Home

Awesome

xml-in

your friendly XML navigator

Clojars Project

What

XML is this new hot markup language everyone is raving about. Attributes, namespaces, schemas, security, XSL.. what's there not to love.

xml-in is not about parsing XML, but rather working with already parsed XML.

It takes heavily nested {:tag .. :attrs .. :content [...]} structures that Clojure XML parsers produce and helps to navigate these structures in a Clojure "get-in style" using internal and custom transducers.

Why

XML navigation in Clojure is usually done with help of zippers. clojure/data.zip is usially used, and a common navigation looks like this:

(data.zip/xml1-> (clojure.zip/xml-zip parsed-xml)
                 :universe
                 :system
                 :delta-orionis
                 :δ-ori-aa1
                 :radius
                 data.zip/text)

There is a great article "XML for fun and profit" that shows how zippers are used to navigate XML DOM trees.

But we can do better: faster, cleaner, composable and "no zippers".

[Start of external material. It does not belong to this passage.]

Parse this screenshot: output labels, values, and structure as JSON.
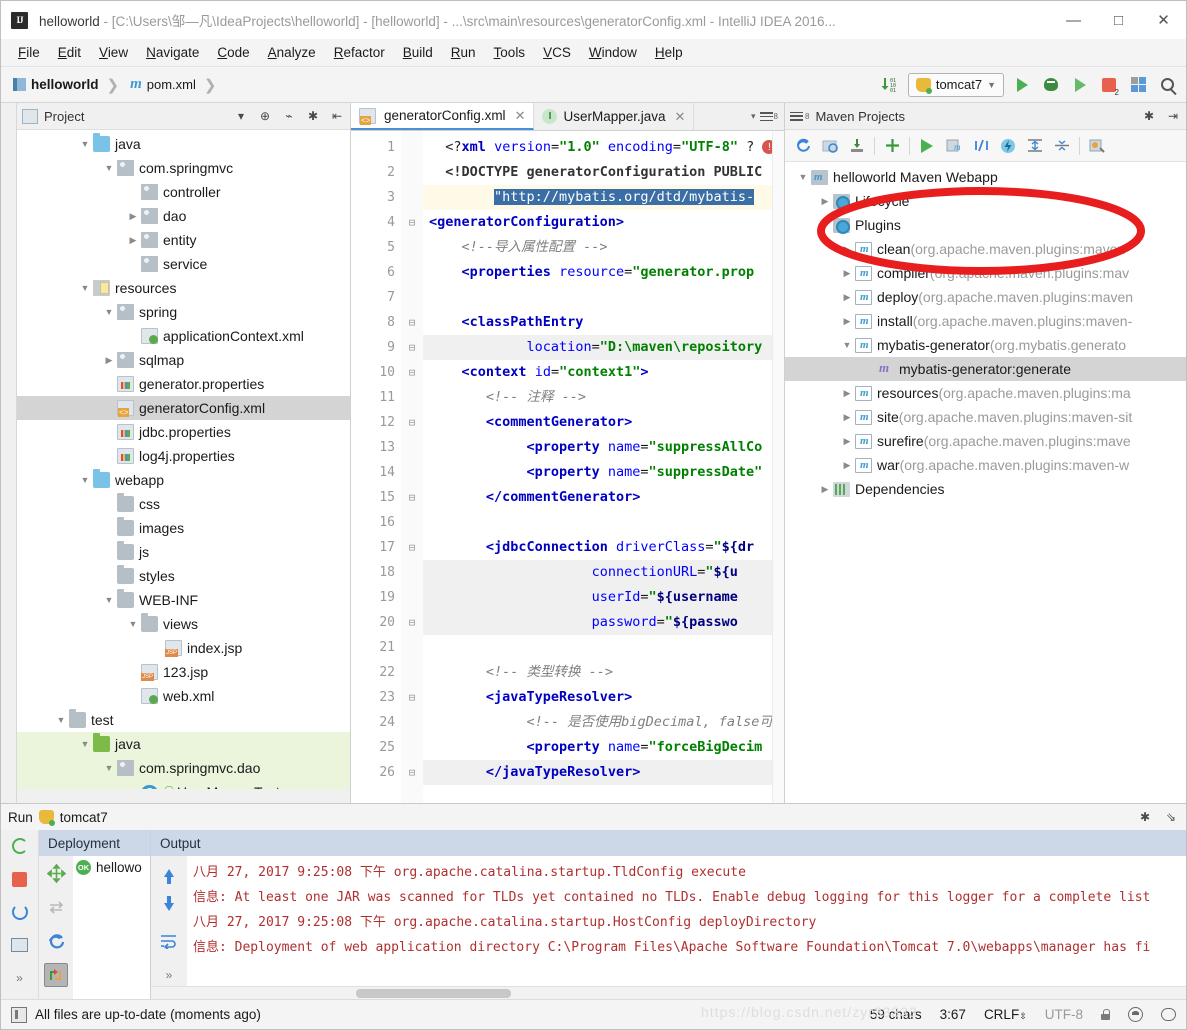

How much faster? Let's see:

zippers:

=> (time (dotimes [_ 250000] 
           (data.zip/xml1-> (clojure.zip/xml-zip parsed-xml)
                            :universe
                            :system
                            :delta-orionis
                            :δ-ori-aa1
                            :radius
                            data.zip/text)))
"Elapsed time: 13385.563442 msecs"

xml-in:

=> (time (dotimes [_ 250000]
     (xml/find-first parsed-xml [:universe
                                 :system
                                 :delta-orionis
                                 :δ-ori-aa1
                                 :radius])))
"Elapsed time: 765.884111 msecs"

Property based navigation

Here is an XML document all the examples in this documentation are based on:

<?xml version="1.0" encoding="UTF-8"?>
<universe>
  <system>
    <solar>
      <planet age="4.543" inhabitable="true">Earth</planet>
      <planet age="4.503">Mars</planet>
    </solar>
    <delta-orionis>
      <constellation>Orion</constellation>
      <δ-ori-aa1>
        <mass>24</mass>
        <radius>16.5</radius>
        <luminosity>190000</luminosity>
        <surface-gravity>3.37</surface-gravity>
        <temperature>29500</temperature>
        <rotational-velocity>130</rotational-velocity>
      </δ-ori-aa1>
    </delta-orionis>
  </system>
</universe>

it lives in dev-resources/universe.xml

Since xml-in works with a parsed XML (e.g. a DOM tree), let's parse it once and call it the "universe":

=> (require '[clojure.data.xml :as dx])
=> (def universe (dx/parse-str (slurp "dev-resources/universe.xml")))
#'boot.user/universe

it gets parsed into a common nested {:tag :attrs :content} structure that looks like this:

=> (pprint universe)
{:tag :universe,
 :attrs {},
 :content
 ("\n  "
  {:tag :system,
   :attrs {},
   :content
   ("\n    "
    {:tag :solar,
     :attrs {},
     :content
     ("\n      "
      {:tag :planet,
      ;; ...
      ;; ...

One way to access child nodes in this XML document is to use "a vector of nested properties".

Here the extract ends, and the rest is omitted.